Their hunger strike also exposes the extent of Western hypocrisy and disregard for human rights and democratic principles. The United Kingdom, which has stayed silent about the hunger strike, trains and funds the Bahraini security services, institutions and officials responsible for these abuses, turning a blind eye to them. The British government even recently removed Bahrain from its list of priority human rights countries following Bahrain's pledge to invest £1.3 billion into the U.K. economy.
The United States' position is similar in its hypocrisy. The State Department has only issued a meek statement that it was "aware of and concerned" about the prisoners' hunger strike. But just last month, when the State Department claimed that Secretary of State Antony Blinken raised concerns about prisoners in a meeting with Bahrain's foreign minister, Blinken also showered him with public praise. Bahrain hosts the U.S. Navy's Fifth Fleet and is one of America's designated "major non-NATO allies."
There is a momentum to this hunger strike, and it is no longer contained behind prison walls. Fear has lifted on the streets.
- Ali Mushaima
Even if the authorities meet their demands, the hunger strikers will remain behind bars as political prisoners in a kingdom of fear and repression. My own experience with the Bahraini authorities goes back to 1998, when I was arrested and then tortured during peaceful mass protests demanding constitutional change that spanned much of the 1990s. I was only 15. I participated in my first hunger strike in detention in 1998, and my second hunger strike the next year at Dry Dock Prison in al-Hidd. Hundreds of political prisoners were detained then for months, if not years, without a charge or trial.
A hunger strike is the last measure prisoners take when a change in their situation appears impossible. No one takes a hunger strike lightly. The first day is the hungry feeling, the drop in energy. After the first few days, it is a mental game, and the fear that the suffering will only end with death.
In 2018, my father was deprived of medical care, including crucial medication, unless he submitted to shackles. My father preferred death over the insult to his own dignity. The regime was killing my father slowly, and I had to do something. I resorted to a hunger strike outside the Bahraini embassy in London, demanding that my father be given access to his doctors, as well as family visits and books. My hunger strike lasted for 46 days. I slept on the pavement outside the embassy in protest for 63 days in all.

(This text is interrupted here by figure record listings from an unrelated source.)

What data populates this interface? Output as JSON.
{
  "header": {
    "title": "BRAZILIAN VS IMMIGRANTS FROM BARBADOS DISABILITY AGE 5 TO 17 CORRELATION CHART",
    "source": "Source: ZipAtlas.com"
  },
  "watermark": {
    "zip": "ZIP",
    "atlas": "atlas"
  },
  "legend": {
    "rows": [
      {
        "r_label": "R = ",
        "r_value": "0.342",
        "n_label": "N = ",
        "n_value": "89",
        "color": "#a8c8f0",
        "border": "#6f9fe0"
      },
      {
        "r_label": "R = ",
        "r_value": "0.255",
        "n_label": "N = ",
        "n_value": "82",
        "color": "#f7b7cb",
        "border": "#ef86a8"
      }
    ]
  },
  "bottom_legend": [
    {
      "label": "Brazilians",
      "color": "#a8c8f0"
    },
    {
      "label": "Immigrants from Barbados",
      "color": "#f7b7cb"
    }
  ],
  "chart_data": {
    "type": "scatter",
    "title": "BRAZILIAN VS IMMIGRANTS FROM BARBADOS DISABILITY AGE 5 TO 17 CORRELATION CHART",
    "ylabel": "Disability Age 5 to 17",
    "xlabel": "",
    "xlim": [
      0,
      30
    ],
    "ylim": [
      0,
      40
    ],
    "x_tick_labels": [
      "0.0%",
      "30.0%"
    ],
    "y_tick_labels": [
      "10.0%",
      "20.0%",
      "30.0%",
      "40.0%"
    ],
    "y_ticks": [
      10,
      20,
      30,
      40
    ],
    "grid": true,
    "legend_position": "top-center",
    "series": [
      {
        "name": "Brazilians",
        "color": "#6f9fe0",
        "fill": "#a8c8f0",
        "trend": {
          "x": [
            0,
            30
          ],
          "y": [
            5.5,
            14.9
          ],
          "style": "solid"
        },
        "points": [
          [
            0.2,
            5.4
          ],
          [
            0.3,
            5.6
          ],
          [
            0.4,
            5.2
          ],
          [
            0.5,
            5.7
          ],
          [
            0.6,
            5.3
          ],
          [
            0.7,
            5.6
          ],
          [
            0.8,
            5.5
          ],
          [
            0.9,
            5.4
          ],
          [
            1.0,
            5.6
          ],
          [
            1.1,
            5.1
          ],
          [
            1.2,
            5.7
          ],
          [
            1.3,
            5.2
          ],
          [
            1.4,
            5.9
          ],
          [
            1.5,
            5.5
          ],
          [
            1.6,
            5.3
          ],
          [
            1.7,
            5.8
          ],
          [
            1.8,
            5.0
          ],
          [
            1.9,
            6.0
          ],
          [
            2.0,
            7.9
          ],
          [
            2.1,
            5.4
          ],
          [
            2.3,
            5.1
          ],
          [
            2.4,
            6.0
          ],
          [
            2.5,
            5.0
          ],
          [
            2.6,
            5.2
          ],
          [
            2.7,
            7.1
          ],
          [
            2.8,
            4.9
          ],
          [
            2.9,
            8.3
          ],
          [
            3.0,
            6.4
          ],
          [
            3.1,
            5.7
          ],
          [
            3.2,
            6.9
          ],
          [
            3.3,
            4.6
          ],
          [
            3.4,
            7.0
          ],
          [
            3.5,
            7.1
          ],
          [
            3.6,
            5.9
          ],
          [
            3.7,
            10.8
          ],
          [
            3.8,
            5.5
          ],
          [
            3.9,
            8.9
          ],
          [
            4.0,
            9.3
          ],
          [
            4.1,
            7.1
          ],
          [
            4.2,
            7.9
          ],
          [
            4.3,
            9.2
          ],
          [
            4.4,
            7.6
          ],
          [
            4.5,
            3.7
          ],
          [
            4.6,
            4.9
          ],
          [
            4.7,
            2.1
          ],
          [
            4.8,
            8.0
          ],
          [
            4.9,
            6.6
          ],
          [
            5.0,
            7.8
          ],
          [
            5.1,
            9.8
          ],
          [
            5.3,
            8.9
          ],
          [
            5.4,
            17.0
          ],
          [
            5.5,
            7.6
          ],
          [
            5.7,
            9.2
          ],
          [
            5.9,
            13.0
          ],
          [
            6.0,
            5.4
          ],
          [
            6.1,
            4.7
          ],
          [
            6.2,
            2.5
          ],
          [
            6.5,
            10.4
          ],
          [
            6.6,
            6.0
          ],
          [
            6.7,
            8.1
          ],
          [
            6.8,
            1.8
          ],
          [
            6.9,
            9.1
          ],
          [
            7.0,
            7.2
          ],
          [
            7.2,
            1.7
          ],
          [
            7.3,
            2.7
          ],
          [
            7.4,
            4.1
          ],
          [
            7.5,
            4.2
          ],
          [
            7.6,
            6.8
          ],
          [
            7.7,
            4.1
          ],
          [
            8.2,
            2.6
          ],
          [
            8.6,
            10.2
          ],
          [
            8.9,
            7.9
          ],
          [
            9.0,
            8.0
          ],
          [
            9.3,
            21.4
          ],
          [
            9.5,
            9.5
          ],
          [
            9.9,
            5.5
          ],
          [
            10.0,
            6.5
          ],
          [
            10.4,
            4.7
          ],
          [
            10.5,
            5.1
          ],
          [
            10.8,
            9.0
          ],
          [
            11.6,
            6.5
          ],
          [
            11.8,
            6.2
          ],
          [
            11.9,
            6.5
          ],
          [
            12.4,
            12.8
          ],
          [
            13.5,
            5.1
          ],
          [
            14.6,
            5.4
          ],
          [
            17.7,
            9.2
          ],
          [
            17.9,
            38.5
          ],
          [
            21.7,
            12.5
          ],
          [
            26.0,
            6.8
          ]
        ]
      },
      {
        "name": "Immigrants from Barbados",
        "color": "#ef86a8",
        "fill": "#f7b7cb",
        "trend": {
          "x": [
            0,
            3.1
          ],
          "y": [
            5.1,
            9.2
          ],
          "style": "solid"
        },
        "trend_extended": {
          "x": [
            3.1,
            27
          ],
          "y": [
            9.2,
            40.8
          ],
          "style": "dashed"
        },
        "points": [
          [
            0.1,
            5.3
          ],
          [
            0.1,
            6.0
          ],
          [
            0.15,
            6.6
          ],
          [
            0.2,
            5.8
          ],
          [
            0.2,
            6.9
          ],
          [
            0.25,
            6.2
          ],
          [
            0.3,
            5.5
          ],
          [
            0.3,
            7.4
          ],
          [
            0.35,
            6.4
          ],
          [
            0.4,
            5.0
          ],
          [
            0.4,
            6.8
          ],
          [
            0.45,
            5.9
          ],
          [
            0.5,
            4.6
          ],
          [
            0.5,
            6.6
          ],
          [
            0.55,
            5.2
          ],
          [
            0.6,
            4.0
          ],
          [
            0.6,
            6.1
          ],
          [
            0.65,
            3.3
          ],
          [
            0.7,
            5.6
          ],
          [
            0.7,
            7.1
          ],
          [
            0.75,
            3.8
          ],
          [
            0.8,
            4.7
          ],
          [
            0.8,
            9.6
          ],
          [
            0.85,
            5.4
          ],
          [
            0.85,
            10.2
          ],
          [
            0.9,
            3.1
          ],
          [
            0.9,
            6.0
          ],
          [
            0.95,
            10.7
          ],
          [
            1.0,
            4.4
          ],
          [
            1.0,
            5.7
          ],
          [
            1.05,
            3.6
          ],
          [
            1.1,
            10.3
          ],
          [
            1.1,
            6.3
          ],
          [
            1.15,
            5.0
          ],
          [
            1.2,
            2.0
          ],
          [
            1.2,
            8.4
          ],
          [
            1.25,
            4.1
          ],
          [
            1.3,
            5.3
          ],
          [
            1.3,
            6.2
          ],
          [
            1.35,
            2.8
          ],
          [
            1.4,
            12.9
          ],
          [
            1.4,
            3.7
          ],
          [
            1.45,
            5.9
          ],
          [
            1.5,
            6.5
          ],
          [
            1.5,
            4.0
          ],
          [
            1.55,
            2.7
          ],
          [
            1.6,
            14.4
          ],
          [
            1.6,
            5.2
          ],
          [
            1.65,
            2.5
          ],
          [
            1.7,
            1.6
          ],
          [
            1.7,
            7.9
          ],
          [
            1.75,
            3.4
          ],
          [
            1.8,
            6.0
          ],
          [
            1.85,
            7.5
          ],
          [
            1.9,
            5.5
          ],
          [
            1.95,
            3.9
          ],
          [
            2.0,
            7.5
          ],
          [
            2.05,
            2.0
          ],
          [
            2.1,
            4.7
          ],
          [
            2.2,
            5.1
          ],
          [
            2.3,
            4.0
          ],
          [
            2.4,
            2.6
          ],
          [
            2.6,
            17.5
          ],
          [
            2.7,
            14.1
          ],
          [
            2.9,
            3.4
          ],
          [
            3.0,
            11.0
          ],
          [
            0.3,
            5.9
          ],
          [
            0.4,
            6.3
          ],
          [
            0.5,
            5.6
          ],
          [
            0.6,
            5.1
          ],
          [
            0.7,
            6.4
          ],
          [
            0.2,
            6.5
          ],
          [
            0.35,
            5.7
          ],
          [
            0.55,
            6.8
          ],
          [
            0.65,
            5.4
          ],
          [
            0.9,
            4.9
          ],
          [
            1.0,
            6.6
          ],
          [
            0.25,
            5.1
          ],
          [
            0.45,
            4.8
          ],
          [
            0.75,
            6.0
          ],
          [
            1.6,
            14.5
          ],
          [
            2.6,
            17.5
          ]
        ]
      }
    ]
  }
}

Because of the attention my hunger strike generated, in London and internationally, the Bahraini authorities were eventually compelled to grant my father access to medical care without being shackled, and to allow family visits to him without a glass barrier. Yet even though I achieved something then, his suffering in prison, like so many other political prisoners, didn't end. It will never end until all of Bahrain's political prisoners are freed. Five years after my hunger strike, the inmates in Jau Prison have to risk their lives in their own hunger strike over some of the very same demands.
Bahrain's regime continues to ignore the pleas of prisoners and their families because it has never been held accountable for its abuses. Despite the media spotlight from the prisoners' hunger strike, King Hamad trusts that his Western backers will only issue the mildest public criticism, if they even say anything at all.
But there is a momentum to this hunger strike, and it is no longer contained behind prison walls. Fear has lifted on the streets, where the families of political prisoners are leading renewed protests. The authorities in Bahrain should not underestimate the consequences if they refuse the hunger strikers' demands.
Editor's note: The original headline of this article incorrectly described Hassan Mushaima as one of the hundreds of prisoners on hunger strike in Bahrain.